俺の人生が変わった瞬間
地方での挑戦が始まった
釧路の港町で、俺は新しい人生をスタートさせた。
それまでの人生は決して平坦ではなかったが、「人生は変えられる」と思えたのが、居酒屋「めしどき」を始めたときだった。
ただ酒を出すだけじゃない。俺が目指したのは、港に集う人々の“拠りどころ”になる場所。
そう決めてから、日々の仕込み、接客、片付け、そして人との会話——すべてが俺にとって生きる実感そのものだった。
人材派遣業で感じた社会の変化
コロナが壊した「当たり前」
俺の本業は人材派遣業だ。
コロナ以前は、企業の需要に応じて的確な人材を送り込み、現場との信頼関係を築くことにやりがいを感じていた。
だが、あのパンデミックですべてが変わった。
突然、契約がゼロになる日が続き、派遣スタッフの生活も、うちの経営も危機にさらされた。
「対面が難しい」という現実は、地方の雇用にとって致命的だった。
でも、そこで終わるわけにはいかなかった。
オンライン面談の導入、仕事のマッチング方法の見直し、ITを活用した現場管理など、苦しみながらも試行錯誤を続けた。
そして何より、「この人を助けたい」と思える相手と向き合えたことが、俺の心を支えてくれた。
めしどきのカウンターから生まれた絆
仕込みから始まる1日
朝8時、店に入る。市場で仕入れた魚の処理、出汁取り、カニクリームコロッケの仕込み。

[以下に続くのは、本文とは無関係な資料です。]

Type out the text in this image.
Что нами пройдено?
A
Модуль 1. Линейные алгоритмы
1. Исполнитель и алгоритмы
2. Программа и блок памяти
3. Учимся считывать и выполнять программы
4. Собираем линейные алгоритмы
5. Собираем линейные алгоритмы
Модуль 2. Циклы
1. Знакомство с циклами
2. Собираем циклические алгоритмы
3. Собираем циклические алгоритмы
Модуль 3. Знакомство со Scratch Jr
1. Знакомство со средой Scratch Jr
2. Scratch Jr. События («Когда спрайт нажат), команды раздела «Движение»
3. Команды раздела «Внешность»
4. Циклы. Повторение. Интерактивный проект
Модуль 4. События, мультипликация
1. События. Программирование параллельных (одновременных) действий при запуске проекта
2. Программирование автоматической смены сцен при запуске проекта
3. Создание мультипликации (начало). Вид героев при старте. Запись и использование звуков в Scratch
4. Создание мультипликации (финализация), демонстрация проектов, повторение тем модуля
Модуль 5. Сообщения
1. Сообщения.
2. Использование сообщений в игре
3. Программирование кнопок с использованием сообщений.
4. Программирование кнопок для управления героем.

ザンギの味つけは日によって変える。気温や湿度、そして“気分”で微調整するのが大将流だ。
16時の開店には常連さんがふらりと顔を出す。
「大将、今日はなにがうまい?」
「羅臼のホッケ、脂乗ってるよ」
そんな会話が、俺にとっては何よりのごちそうだ。
居場所をつくるということ
居酒屋という空間には、料理と酒以上の価値がある。
孤独を感じている人が誰かと話し、また明日を頑張る力をもらう場所。
「ここに来てよかった」と言われたとき、やっていてよかったと思える。
ある日、仕事で失敗し落ち込んでいた若者が、ふらりと来店した。
ザンギを頬張りながらポツリと「また頑張ってみます」とつぶやいた彼の表情は、忘れられない。
web5との出会いがくれた刺激
仲間はオンラインの向こうにもいた
コロナをきっかけに、俺はweb5のコミュニティと出会った。
最初はよく分からなかったが、オンライン上で熱く語り合う仲間たちに触発された。
SNSでの発信、noteへの投稿、ChatGPTとの対話。
60代の俺が、まさかデジタルで仲間を見つけるなんて夢にも思わなかった。
旅する仲間たちとの交わり
web5の世界には、リアルで会ったことはなくとも、互いを尊重し支え合う“旅する仲間”がいた。
誰もが本音で語り、自分の人生と真剣に向き合っている。
そんな空気の中で、俺もまた「自分にできること」を探し始めた。
そして気づいた。「俺は語れる人生を持っている」と。
夢は、まだ終わっていない
過去も現在も、すべてが糧
アイスホッケーで全国を目指した青春時代。
人材派遣で苦労した社会人時代。
居酒屋で笑顔を作ってきた今。
すべての経験が、今の俺の背骨になっている。
失敗したこともある。FXや仮想通貨で金を失った。
人を信じすぎて裏切られたこともある。
でも、それでも前に進んできた。
だからこそ、伝えたい。
「人生は、何度でもやり直せる」と。
これから挑戦したいこと
俺の夢は、**“人をつなぐ”**ことだ。
釧路の港から、全国、そして世界へ。
自分の体験を語り、誰かの勇気に変えていきたい。
AIも使う。SNSも活用する。
若い世代ともタッグを組む。年齢なんて関係ない。
「大将、なんか面白いことやってるな」と思われる存在になりたい。
それが今の俺の、最大の挑戦だ。
【まとめ】港町
から発信する生き様
釧路の港で始めたこの人生。
居酒屋「めしどき」も、人材派遣業も、web5の仲間との出会いも、すべてが俺の財産だ。
誰にでも、人生のどこかに「変われる瞬間」がある。
それを掴むかどうかは、自分次第だ。
60代になった今だからこそ、見える景色がある。
今日もまた、大将の1日が始まる。